Zaleszańskie święte krowy

Image

Wójt gminy Zaleszany Andrzej Karaś nie od miesięcy, a od lat próbuje pozbyć się pewnego problemu. Po gminnych dróżkach i drogach biegają sobie na wpół-dzikie krowy. Te żarłoczne zwierzęta są utrapieniem całej gminy.

Wójt ma po prostu… ciężko

Wójt w tej sprawie próbował interweniować u różnych osób i instytucji m.in. Pomocy szukał u policjantów, u służb weterynaryjnych, sanitarnych i ochrony zwierząt, w sądzie, prokuraturze itd. Teraz o pomoc poprosił Radę Powiatu Stalowowolskiego…

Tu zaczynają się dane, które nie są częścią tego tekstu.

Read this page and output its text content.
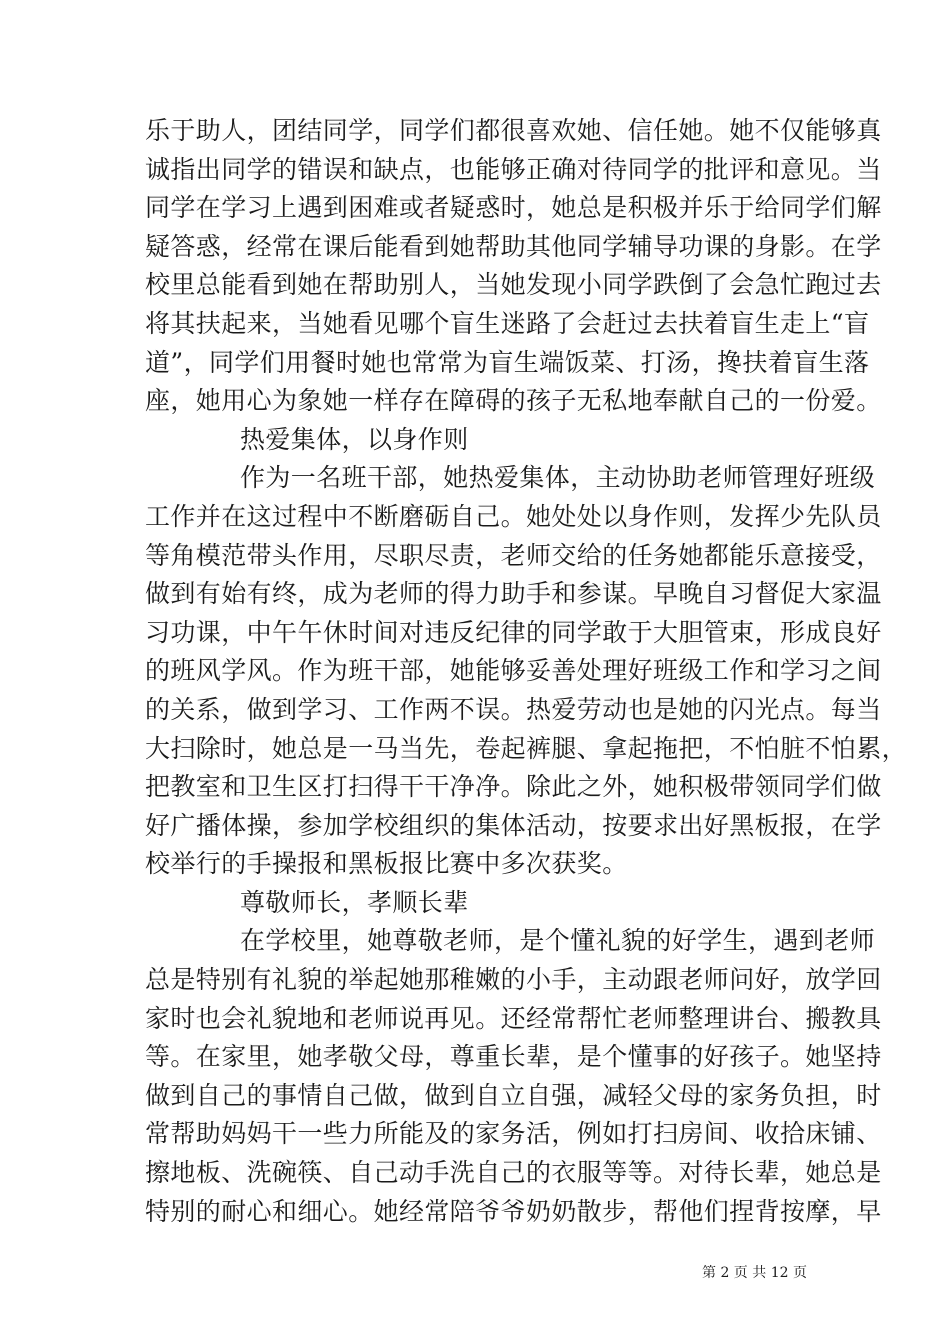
乐于助人，团结同学，同学们都很喜欢她、信任她。她不仅能够真
诚指出同学的错误和缺点，也能够正确对待同学的批评和意见。当
同学在学习上遇到困难或者疑惑时，她总是积极并乐于给同学们解
疑答惑，经常在课后能看到她帮助其他同学辅导功课的身影。在学
校里总能看到她在帮助别人，当她发现小同学跌倒了会急忙跑过去
将其扶起来，当她看见哪个盲生迷路了会赶过去扶着盲生走上“盲
道”，同学们用餐时她也常常为盲生端饭菜、打汤，搀扶着盲生落
座，她用心为象她一样存在障碍的孩子无私地奉献自己的一份爱。
热爱集体，以身作则
作为一名班干部，她热爱集体，主动协助老师管理好班级
工作并在这过程中不断磨砺自己。她处处以身作则，发挥少先队员
等角模范带头作用，尽职尽责，老师交给的任务她都能乐意接受，
做到有始有终，成为老师的得力助手和参谋。早晚自习督促大家温
习功课，中午午休时间对违反纪律的同学敢于大胆管束，形成良好
的班风学风。作为班干部，她能够妥善处理好班级工作和学习之间
的关系，做到学习、工作两不误。热爱劳动也是她的闪光点。每当
大扫除时，她总是一马当先，卷起裤腿、拿起拖把，不怕脏不怕累，
把教室和卫生区打扫得干干净净。除此之外，她积极带领同学们做
好广播体操，参加学校组织的集体活动，按要求出好黑板报，在学
校举行的手操报和黑板报比赛中多次获奖。
尊敬师长，孝顺长辈
在学校里，她尊敬老师，是个懂礼貌的好学生，遇到老师
总是特别有礼貌的举起她那稚嫩的小手，主动跟老师问好，放学回
家时也会礼貌地和老师说再见。还经常帮忙老师整理讲台、搬教具
等。在家里，她孝敬父母，尊重长辈，是个懂事的好孩子。她坚持
做到自己的事情自己做，做到自立自强，减轻父母的家务负担，时
常帮助妈妈干一些力所能及的家务活，例如打扫房间、收拾床铺、
擦地板、洗碗筷、自己动手洗自己的衣服等等。对待长辈，她总是
特别的耐心和细心。她经常陪爷爷奶奶散步，帮他们捏背按摩，早
第 2 页 共 12 页
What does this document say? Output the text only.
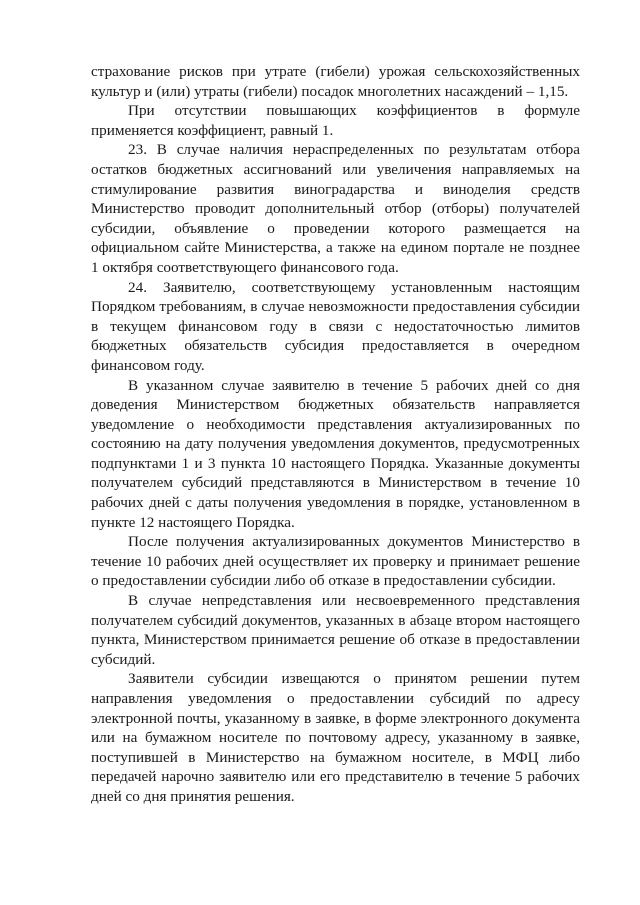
страхование рисков при утрате (гибели) урожая сельскохозяйственных культур и (или) утраты (гибели) посадок многолетних насаждений – 1,15.

При отсутствии повышающих коэффициентов в формуле применяется коэффициент, равный 1.

23. В случае наличия нераспределенных по результатам отбора остатков бюджетных ассигнований или увеличения направляемых на стимулирование развития виноградарства и виноделия средств Министерство проводит дополнительный отбор (отборы) получателей субсидии, объявление о проведении которого размещается на официальном сайте Министерства, а также на едином портале не позднее 1 октября соответствующего финансового года.

24. Заявителю, соответствующему установленным настоящим Порядком требованиям, в случае невозможности предоставления субсидии в текущем финансовом году в связи с недостаточностью лимитов бюджетных обязательств субсидия предоставляется в очередном финансовом году.

В указанном случае заявителю в течение 5 рабочих дней со дня доведения Министерством бюджетных обязательств направляется уведомление о необходимости представления актуализированных по состоянию на дату получения уведомления документов, предусмотренных подпунктами 1 и 3 пункта 10 настоящего Порядка. Указанные документы получателем субсидий представляются в Министерством в течение 10 рабочих дней с даты получения уведомления в порядке, установленном в пункте 12 настоящего Порядка.

После получения актуализированных документов Министерство в течение 10 рабочих дней осуществляет их проверку и принимает решение о предоставлении субсидии либо об отказе в предоставлении субсидии.

В случае непредставления или несвоевременного представления получателем субсидий документов, указанных в абзаце втором настоящего пункта, Министерством принимается решение об отказе в предоставлении субсидий.

Заявители субсидии извещаются о принятом решении путем направления уведомления о предоставлении субсидий по адресу электронной почты, указанному в заявке, в форме электронного документа или на бумажном носителе по почтовому адресу, указанному в заявке, поступившей в Министерство на бумажном носителе, в МФЦ либо передачей нарочно заявителю или его представителю в течение 5 рабочих дней со дня принятия решения.
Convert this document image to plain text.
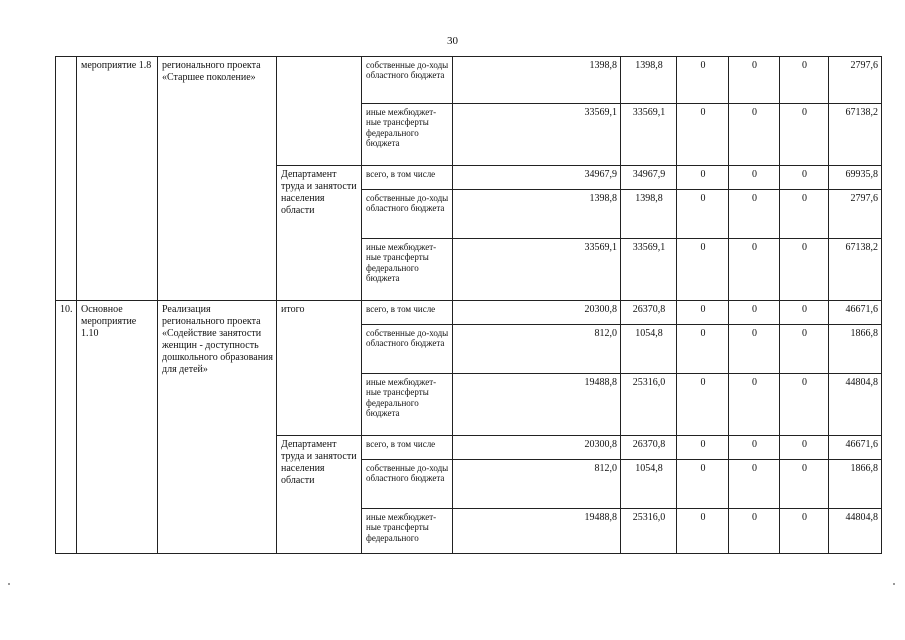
30
	мероприятие 1.8	регионального проекта «Старшее поколение»		собственные до-ходы областного бюджета	1398,8	1398,8	0	0	0	2797,6
				иные межбюджет-ные трансферты федерального бюджета	33569,1	33569,1	0	0	0	67138,2
			Департамент труда и занятости населения области	всего, в том числе	34967,9	34967,9	0	0	0	69935,8
				собственные до-ходы областного бюджета	1398,8	1398,8	0	0	0	2797,6
				иные межбюджет-ные трансферты федерального бюджета	33569,1	33569,1	0	0	0	67138,2
10.	Основное мероприятие 1.10	Реализация регионального проекта «Содействие занятости женщин - доступность дошкольного образования для детей»	итого	всего, в том числе	20300,8	26370,8	0	0	0	46671,6
				собственные до-ходы областного бюджета	812,0	1054,8	0	0	0	1866,8
				иные межбюджет-ные трансферты федерального бюджета	19488,8	25316,0	0	0	0	44804,8
			Департамент труда и занятости населения области	всего, в том числе	20300,8	26370,8	0	0	0	46671,6
				собственные до-ходы областного бюджета	812,0	1054,8	0	0	0	1866,8
				иные межбюджет-ные трансферты федерального	19488,8	25316,0	0	0	0	44804,8
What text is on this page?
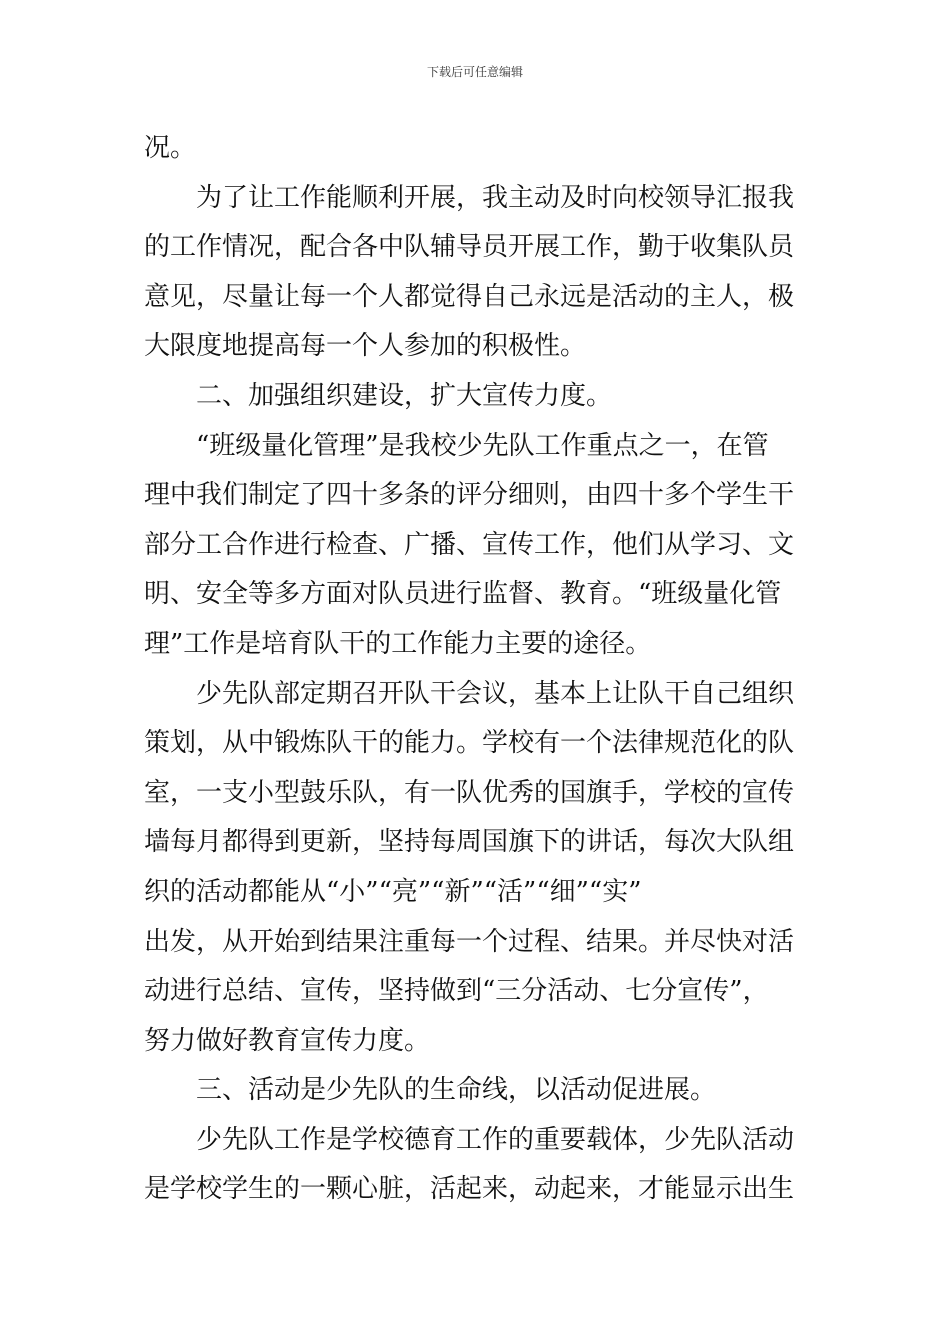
下载后可任意编辑
况。
为了让工作能顺利开展，我主动及时向校领导汇报我
的工作情况，配合各中队辅导员开展工作，勤于收集队员
意见，尽量让每一个人都觉得自己永远是活动的主人，极
大限度地提高每一个人参加的积极性。
二、加强组织建设，扩大宣传力度。
“班级量化管理”是我校少先队工作重点之一，在管
理中我们制定了四十多条的评分细则，由四十多个学生干
部分工合作进行检查、广播、宣传工作，他们从学习、文
明、安全等多方面对队员进行监督、教育。“班级量化管
理”工作是培育队干的工作能力主要的途径。
少先队部定期召开队干会议，基本上让队干自己组织
策划，从中锻炼队干的能力。学校有一个法律规范化的队
室，一支小型鼓乐队，有一队优秀的国旗手，学校的宣传
墙每月都得到更新，坚持每周国旗下的讲话，每次大队组
织的活动都能从“小”“亮”“新”“活”“细”“实”
出发，从开始到结果注重每一个过程、结果。并尽快对活
动进行总结、宣传，坚持做到“三分活动、七分宣传”，
努力做好教育宣传力度。
三、活动是少先队的生命线，以活动促进展。
少先队工作是学校德育工作的重要载体，少先队活动
是学校学生的一颗心脏，活起来，动起来，才能显示出生
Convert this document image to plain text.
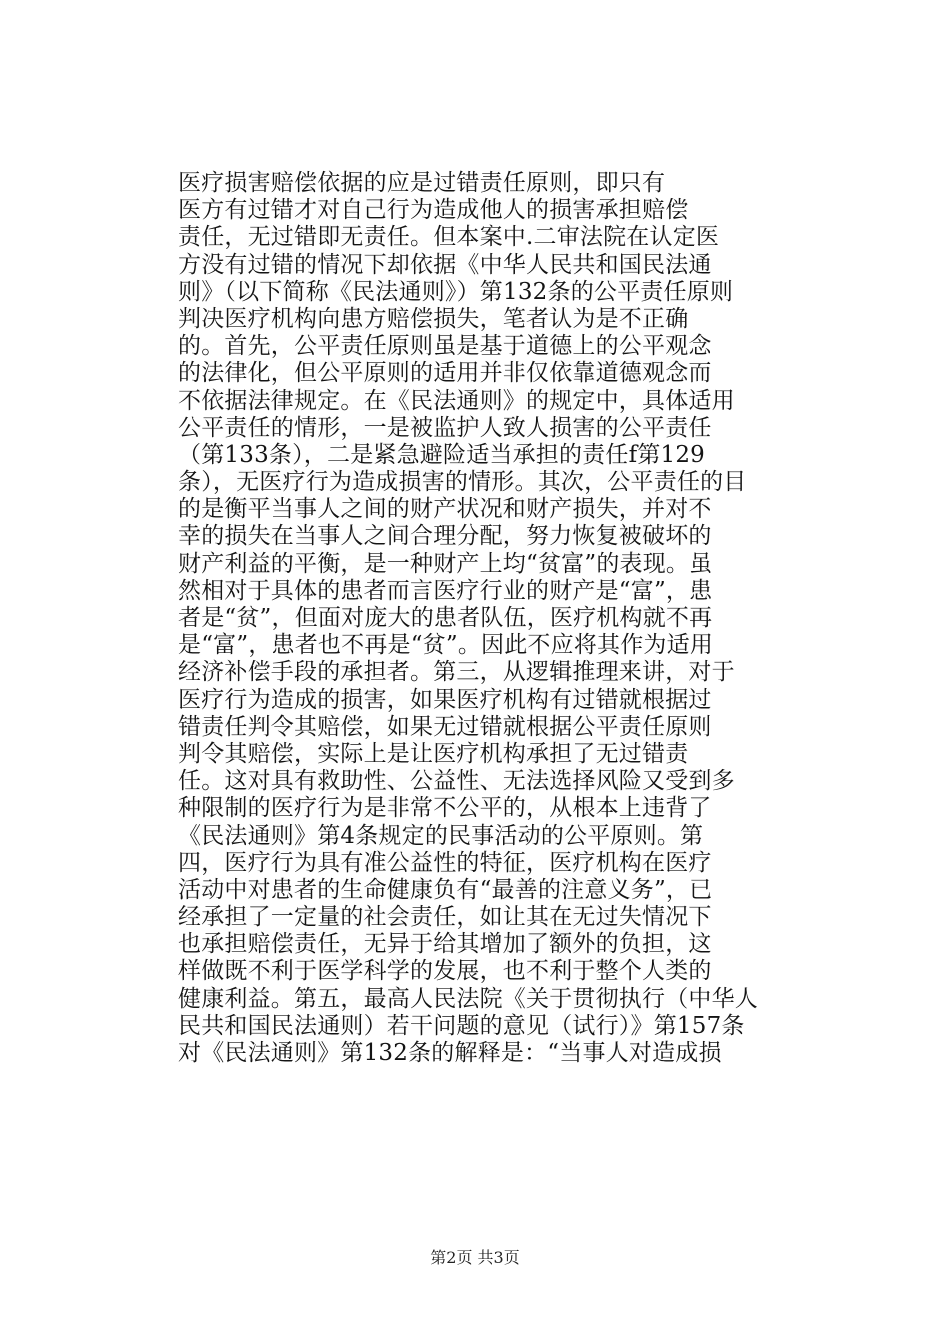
医疗损害赔偿依据的应是过错责任原则，即只有
医方有过错才对自己行为造成他人的损害承担赔偿
责任，无过错即无责任。但本案中.二审法院在认定医
方没有过错的情况下却依据《中华人民共和国民法通
则》（以下简称《民法通则》）第132条的公平责任原则
判决医疗机构向患方赔偿损失，笔者认为是不正确
的。首先，公平责任原则虽是基于道德上的公平观念
的法律化，但公平原则的适用并非仅依靠道德观念而
不依据法律规定。在《民法通则》的规定中，具体适用
公平责任的情形，一是被监护人致人损害的公平责任
（第133条），二是紧急避险适当承担的责任f第129
条），无医疗行为造成损害的情形。其次，公平责任的目
的是衡平当事人之间的财产状况和财产损失，并对不
幸的损失在当事人之间合理分配，努力恢复被破坏的
财产利益的平衡，是一种财产上均“贫富”的表现。虽
然相对于具体的患者而言医疗行业的财产是“富”，患
者是“贫”，但面对庞大的患者队伍，医疗机构就不再
是“富”，患者也不再是“贫”。因此不应将其作为适用
经济补偿手段的承担者。第三，从逻辑推理来讲，对于
医疗行为造成的损害，如果医疗机构有过错就根据过
错责任判令其赔偿，如果无过错就根据公平责任原则
判令其赔偿，实际上是让医疗机构承担了无过错责
任。这对具有救助性、公益性、无法选择风险又受到多
种限制的医疗行为是非常不公平的，从根本上违背了
《民法通则》第4条规定的民事活动的公平原则。第
四，医疗行为具有准公益性的特征，医疗机构在医疗
活动中对患者的生命健康负有“最善的注意义务”，已
经承担了一定量的社会责任，如让其在无过失情况下
也承担赔偿责任，无异于给其增加了额外的负担，这
样做既不利于医学科学的发展，也不利于整个人类的
健康利益。第五，最高人民法院《关于贯彻执行（中华人
民共和国民法通则）若干问题的意见（试行）》第157条
对《民法通则》第132条的解释是：“当事人对造成损
第2页 共3页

Mieszkańcy gminy, którym krowy notorycznie niszczą uprawy rozkładają ręce, nie wiedzą co mają począć, bo jak tu skutecznie rozwiązać problem żyjących na wolności krów? Gros osób, które ma już serdecznie dość tej całej sytuacji pisze pisma do gminy, a także innych instytucji. W ostatnim czasie jedna z mieszkanek gminy napisała nawet do wojewody, któremu wyłuszczyła całą sprawę. Na ostrzał mieszkańców najbardziej narażony jest wójt, który w tej sprawie zrobił już bardzo wiele. Kontaktował się już chyba z wszystkimi możliwymi instytucjami, ale to i tak nic to nie pomogło. Doszło do tego, że wójt nie może pojawić się na zebraniu wiejskim, sesji gminy, gdyż jest frontalnie atakowany przez mieszkańców.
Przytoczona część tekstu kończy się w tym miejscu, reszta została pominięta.